With such a large and diverse patient population, it is not surprising that there were a number of key findings from our study.
Mutations that could be targeted
First, we found that 17 percent of pancreatic cancers contained genetic mutations that may be susceptible to currently available anti-cancer therapy. While many of the genetic mutations we detected in pancreatic cancer have been described previously, we also identified genetic changes that were reported in other cancer types, but never described in pancreatic cancer. Moreover, these mutations are known to be targetable with existing drug regimens and are potentially therapeutic for patients with pancreatic cancer as well.
Second, we discovered a significant number of pancreatic cancer patients harbored mutations in their germline DNA, or in other words, a genetic change that has been incorporated into every cell in their body.
Previous studies have shown that 10 percent of patients with pancreatic cancer report a family history of the disease, and a subset have been linked to specific genomic alterations. For example, germline alterations in the genes BRCA1 and BRCA2, which are known to be associated with hereditary breast and ovarian cancer, have also been linked to pancreatic cancer.
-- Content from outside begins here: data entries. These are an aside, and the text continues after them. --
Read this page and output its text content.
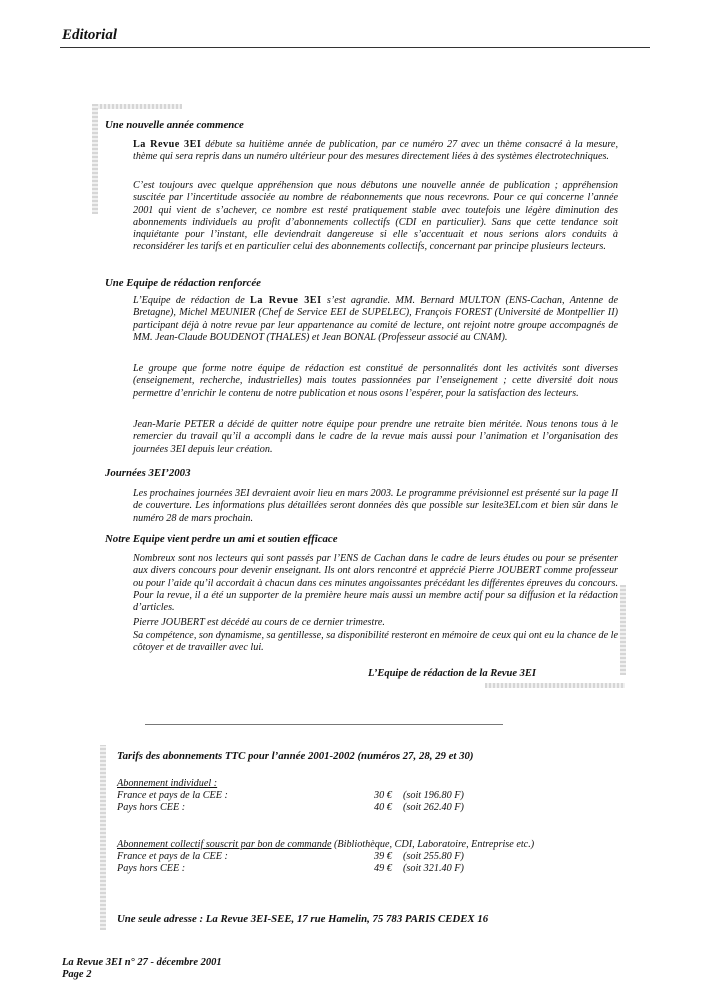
Editorial
Une nouvelle année commence
La Revue 3EI débute sa huitième année de publication, par ce numéro 27 avec un thème consacré à la mesure, thème qui sera repris dans un numéro ultérieur pour des mesures directement liées à des systèmes électrotechniques.
C’est toujours avec quelque appréhension que nous débutons une nouvelle année de publication ; appréhension suscitée par l’incertitude associée au nombre de réabonnements que nous recevrons. Pour ce qui concerne l’année 2001 qui vient de s’achever, ce nombre est resté pratiquement stable avec toutefois une légère diminution des abonnements individuels au profit d’abonnements collectifs (CDI en particulier). Sans que cette tendance soit inquiétante pour l’instant, elle deviendrait dangereuse si elle s’accentuait et nous serions alors conduits à reconsidérer les tarifs et en particulier celui des abonnements collectifs, concernant par principe plusieurs lecteurs.
Une Equipe de rédaction renforcée
L’Equipe de rédaction de La Revue 3EI s’est agrandie. MM. Bernard MULTON (ENS-Cachan, Antenne de Bretagne), Michel MEUNIER (Chef de Service EEI de SUPELEC), François FOREST (Université de Montpellier II) participant déjà à notre revue par leur appartenance au comité de lecture, ont rejoint notre groupe accompagnés de MM. Jean-Claude BOUDENOT (THALES) et Jean BONAL (Professeur associé au CNAM).
Le groupe que forme notre équipe de rédaction est constitué de personnalités dont les activités sont diverses (enseignement, recherche, industrielles) mais toutes passionnées par l’enseignement ; cette diversité doit nous permettre d’enrichir le contenu de notre publication et nous osons l’espérer, pour la satisfaction des lecteurs.
Jean-Marie PETER a décidé de quitter notre équipe pour prendre une retraite bien méritée. Nous tenons tous à le remercier du travail qu’il a accompli dans le cadre de la revue mais aussi pour l’animation et l’organisation des journées 3EI depuis leur création.
Journées 3EI’2003
Les prochaines journées 3EI devraient avoir lieu en mars 2003. Le programme prévisionnel est présenté sur la page II de couverture. Les informations plus détaillées seront données dès que possible sur lesite3EI.com et bien sûr dans le numéro 28 de mars prochain.
Notre Equipe vient perdre un ami et soutien efficace
Nombreux sont nos lecteurs qui sont passés par l’ENS de Cachan dans le cadre de leurs études ou pour se présenter aux divers concours pour devenir enseignant. Ils ont alors rencontré et apprécié Pierre JOUBERT comme professeur ou pour l’aide qu’il accordait à chacun dans ces minutes angoissantes précédant les différentes épreuves du concours. Pour la revue, il a été un supporter de la première heure mais aussi un membre actif pour sa diffusion et la rédaction d’articles.
Pierre JOUBERT est décédé au cours de ce dernier trimestre.
Sa compétence, son dynamisme, sa gentillesse, sa disponibilité resteront en mémoire de ceux qui ont eu la chance de le côtoyer et de travailler avec lui.
L’Equipe de rédaction de la Revue 3EI
Tarifs des abonnements TTC pour l’année 2001-2002 (numéros 27, 28, 29 et 30)
Abonnement individuel :
France et pays de la CEE :	30 € (soit 196.80 F)
Pays hors CEE :	40 € (soit 262.40 F)
Abonnement collectif souscrit par bon de commande (Bibliothèque, CDI, Laboratoire, Entreprise etc.)
France et pays de la CEE :	39 € (soit 255.80 F)
Pays hors CEE :	49 € (soit 321.40 F)
Une seule adresse : La Revue 3EI-SEE, 17 rue Hamelin, 75 783 PARIS CEDEX 16
La Revue 3EI n° 27 - décembre 2001
Page 2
We were not surprised that these genes were frequently mutated among patients within our study and additional genes related to them were also found to be altered. This information paves the way for improved germline testing for patients that may have a history of pancreatic cancer with implications for their loved ones.
Our last bit of insight came from looking at the genomic changes in pancreatic cyst fluid. About 15 percent of pancreatic cancers are known to arise from pancreatic cysts, or fluid collections within the pancreas. Pancreatic cysts are often identified on routine abdominal imaging and, therefore, amenable to early detection. Because early detection of pancreatic cancer is an important cornerstone to improving patient survival, my team examined those pancreatic cancers arising from pancreatic cysts.
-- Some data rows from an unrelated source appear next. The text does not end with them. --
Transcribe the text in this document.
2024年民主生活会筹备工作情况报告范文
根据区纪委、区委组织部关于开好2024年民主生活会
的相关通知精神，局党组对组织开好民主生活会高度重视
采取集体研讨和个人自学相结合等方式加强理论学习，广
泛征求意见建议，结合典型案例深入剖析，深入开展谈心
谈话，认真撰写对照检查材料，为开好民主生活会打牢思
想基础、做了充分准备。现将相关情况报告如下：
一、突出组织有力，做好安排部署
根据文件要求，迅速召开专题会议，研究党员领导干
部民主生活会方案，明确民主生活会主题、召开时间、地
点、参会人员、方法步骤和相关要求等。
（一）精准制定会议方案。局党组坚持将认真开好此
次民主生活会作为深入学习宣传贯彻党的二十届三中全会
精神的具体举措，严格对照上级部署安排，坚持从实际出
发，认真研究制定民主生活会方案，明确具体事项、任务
Pancreatic cysts, however, are very common in the U.S. population. In fact, 1 to 2 percent of Americans who undergo an abdominal scan are found to have a pancreatic cyst. Certainly, not all pancreatic cysts will progress to pancreatic cancer and, therefore, tests to detect a pancreatic cancer arising within a pancreatic cyst early is needed.
In 2017, our team at UPMC reported the creation and validation of a clinically available test to evaluate patients with pancreatic cysts called PancreaSeq. PancreaSeq evaluates the genetic changes in pancreatic cyst fluid to identify those cysts that are likely to transform into pancreatic cancer. It is used by several institutions throughout the U.S.
Among the 3,594 pancreatic cancers profiled for our recent study, we identified key genetic alterations among pancreatic cancers arising from pancreatic cysts that could be incorporated into PancreaSeq and improve its ability to detect pancreatic cancer early.
We believe that our study provides a compendium of known genetic alterations for pancreatic cancer that may serve as a clinical resource to not only guide future treatment for patients undergoing targeted genetic profiling, but familial pancreatic cancer testing and early detection.